Concurrency with Python: Why?

The Concurrency with Python Series:

The Problem

Recently, I found myself needing to generate a great deal of randomized data (e.g. a CSV file with a billion non-trivial records), in order to run load/performance tests to ensure data ingestion through the ETL pipelines I developed ran correctly from static files to the database. Now, our products are quite fast. Very fast, actually; you can create a gigabyte-scale CSV export from a randomly generated table in seconds. So ultimately, data generation wasn't the performance bottleneck for me.

The bottleneck was the very ETL product I created. In its current form, it's slow to run and slow to test. If this ETL pipeline has to be a performance bottleneck in our product stack, it should at least try and be efficient in its use of system resources. It's not really trying at the moment. Ingestion through the default single-threaded Python paths I wrote were very slow in comparison to the one-off ETL tools this pipeline is intended to replace, and while there are significant performance benefits to integrating pyspark as an acceleration layer, it's not a bulletproof solution. It's not just calendar mismatches you need to worry about. Imagine debugging a deadlock that occurs in a JVM created by Python, with the learned knowledge that py4j, the Java to Python bridge used underneath pyspark, will cut off any logging output from log4j. You wouldn't even get proper logging output to get an idea of what's going on, assuming there is even enough logging in whatever dependencies the deadlock occurred in the first place. If it's a transient issue, you could just restart the run as a workaround, but in general restarting ETL runs is expensive because you may need to toss a lot of data or deduplicate it, and both waste a lot of time. In addition, with each concurrency model introduced, your options in unifying your concurrency models in a workable manner are reduced. If you wanted to implement concurrent ETL execution runs at the top-level interface, how would you inform pyspark that a Python-based ETL run to ingest GIS-specific data (whose logic can't be easily ported to pyspark) into the same database is occurring at the same time? A similar issue bedevils executing regression tests in parallel. I don't think you can parallelize regressions if you can't guarantee thread safety at the interface level, which I don't think our dependencies do.

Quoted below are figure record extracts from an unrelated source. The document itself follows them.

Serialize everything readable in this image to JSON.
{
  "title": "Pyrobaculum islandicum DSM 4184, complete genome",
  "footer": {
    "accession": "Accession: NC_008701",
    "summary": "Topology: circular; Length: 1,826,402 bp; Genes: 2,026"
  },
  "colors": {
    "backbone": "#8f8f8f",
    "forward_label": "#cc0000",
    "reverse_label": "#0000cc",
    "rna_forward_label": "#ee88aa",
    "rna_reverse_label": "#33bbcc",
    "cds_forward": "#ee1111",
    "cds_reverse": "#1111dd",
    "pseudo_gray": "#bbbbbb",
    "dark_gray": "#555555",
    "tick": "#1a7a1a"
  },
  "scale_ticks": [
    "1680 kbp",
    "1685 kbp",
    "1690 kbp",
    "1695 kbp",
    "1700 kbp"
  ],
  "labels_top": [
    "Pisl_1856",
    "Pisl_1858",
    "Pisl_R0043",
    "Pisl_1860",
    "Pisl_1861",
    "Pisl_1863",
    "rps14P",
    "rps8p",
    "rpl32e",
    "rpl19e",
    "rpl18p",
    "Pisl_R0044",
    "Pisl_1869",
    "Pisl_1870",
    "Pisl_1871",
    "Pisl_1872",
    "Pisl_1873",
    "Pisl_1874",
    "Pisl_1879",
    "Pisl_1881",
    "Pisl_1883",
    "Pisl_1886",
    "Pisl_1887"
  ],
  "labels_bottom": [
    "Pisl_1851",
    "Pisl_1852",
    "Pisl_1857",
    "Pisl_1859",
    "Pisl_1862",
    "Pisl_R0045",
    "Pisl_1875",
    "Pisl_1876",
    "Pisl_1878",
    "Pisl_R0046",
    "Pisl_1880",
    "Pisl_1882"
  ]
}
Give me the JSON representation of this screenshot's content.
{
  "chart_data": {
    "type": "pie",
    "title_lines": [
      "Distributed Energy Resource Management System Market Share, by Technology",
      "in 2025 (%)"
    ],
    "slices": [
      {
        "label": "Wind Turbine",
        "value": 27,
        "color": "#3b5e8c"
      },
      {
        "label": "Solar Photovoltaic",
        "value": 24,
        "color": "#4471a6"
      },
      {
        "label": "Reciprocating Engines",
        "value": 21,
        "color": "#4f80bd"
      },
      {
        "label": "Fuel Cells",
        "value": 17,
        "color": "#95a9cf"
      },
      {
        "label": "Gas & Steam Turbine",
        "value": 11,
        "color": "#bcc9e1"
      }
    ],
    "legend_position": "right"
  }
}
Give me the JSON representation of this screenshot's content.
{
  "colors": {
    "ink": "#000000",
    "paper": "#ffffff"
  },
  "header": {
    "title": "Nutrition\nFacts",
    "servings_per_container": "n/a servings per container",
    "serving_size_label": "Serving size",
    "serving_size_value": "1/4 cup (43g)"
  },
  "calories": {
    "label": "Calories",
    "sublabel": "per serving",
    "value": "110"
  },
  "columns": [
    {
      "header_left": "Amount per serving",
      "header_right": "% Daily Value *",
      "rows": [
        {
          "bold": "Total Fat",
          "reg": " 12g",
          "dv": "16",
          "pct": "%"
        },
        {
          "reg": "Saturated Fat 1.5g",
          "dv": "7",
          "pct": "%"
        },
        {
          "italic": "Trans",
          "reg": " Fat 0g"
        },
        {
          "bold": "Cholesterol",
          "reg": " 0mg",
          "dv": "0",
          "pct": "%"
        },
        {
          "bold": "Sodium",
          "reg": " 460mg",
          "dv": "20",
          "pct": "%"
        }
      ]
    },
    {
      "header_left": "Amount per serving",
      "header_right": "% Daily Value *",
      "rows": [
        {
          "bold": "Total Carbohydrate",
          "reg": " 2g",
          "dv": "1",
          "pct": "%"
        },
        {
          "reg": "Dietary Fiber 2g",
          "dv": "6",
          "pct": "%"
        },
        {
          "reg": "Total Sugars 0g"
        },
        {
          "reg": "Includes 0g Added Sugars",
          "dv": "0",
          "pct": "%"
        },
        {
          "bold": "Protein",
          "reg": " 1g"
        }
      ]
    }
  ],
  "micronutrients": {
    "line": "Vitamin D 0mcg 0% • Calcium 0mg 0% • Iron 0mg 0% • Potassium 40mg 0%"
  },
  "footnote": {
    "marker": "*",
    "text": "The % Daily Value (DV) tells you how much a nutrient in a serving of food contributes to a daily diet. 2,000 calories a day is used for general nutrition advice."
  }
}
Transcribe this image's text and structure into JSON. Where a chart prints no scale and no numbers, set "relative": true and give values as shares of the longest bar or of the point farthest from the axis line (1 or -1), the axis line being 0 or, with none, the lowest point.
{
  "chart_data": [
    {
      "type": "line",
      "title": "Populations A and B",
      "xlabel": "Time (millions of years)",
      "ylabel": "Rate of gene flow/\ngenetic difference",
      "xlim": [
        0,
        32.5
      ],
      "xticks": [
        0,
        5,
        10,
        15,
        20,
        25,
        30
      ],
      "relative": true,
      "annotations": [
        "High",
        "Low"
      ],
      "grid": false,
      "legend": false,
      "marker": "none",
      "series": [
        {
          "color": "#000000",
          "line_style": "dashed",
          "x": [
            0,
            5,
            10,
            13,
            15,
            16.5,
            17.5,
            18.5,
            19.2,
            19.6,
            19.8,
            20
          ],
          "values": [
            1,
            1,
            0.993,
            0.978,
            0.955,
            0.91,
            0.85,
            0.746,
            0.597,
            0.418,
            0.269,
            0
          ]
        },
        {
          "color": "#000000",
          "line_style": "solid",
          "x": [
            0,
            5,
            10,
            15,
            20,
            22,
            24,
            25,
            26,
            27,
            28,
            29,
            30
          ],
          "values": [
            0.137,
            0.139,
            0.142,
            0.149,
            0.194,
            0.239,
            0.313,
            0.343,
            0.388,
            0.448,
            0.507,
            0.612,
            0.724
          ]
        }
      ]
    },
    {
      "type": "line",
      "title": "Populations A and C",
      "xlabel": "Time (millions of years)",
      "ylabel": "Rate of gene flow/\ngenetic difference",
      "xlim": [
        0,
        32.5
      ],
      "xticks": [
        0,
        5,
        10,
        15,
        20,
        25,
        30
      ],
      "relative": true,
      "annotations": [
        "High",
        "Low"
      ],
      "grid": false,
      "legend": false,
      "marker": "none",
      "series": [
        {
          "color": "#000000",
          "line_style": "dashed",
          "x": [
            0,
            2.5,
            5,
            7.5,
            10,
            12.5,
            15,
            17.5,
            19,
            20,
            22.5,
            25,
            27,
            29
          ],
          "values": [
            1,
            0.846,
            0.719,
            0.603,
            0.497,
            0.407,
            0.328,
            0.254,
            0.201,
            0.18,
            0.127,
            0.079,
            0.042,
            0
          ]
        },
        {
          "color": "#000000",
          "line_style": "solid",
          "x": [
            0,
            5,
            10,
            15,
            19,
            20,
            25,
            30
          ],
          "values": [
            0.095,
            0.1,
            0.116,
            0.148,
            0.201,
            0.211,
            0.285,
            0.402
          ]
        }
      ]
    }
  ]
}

I guess what I'm trying to say is I have a lot of problems, and I don't have too much visibility into what an ideal solution would be. Because I have no background in understanding concurrency models -- any concurrency model, I don't know what I don't know in this domain.

This does give me something to purse, though. Now I have a problem I can solve.

I went ahead and purchased Paul Butcher's Seven Concurrency Models in Seven Weeks, and I'll try and communicate my learned understanding of each one in a series of blog posts.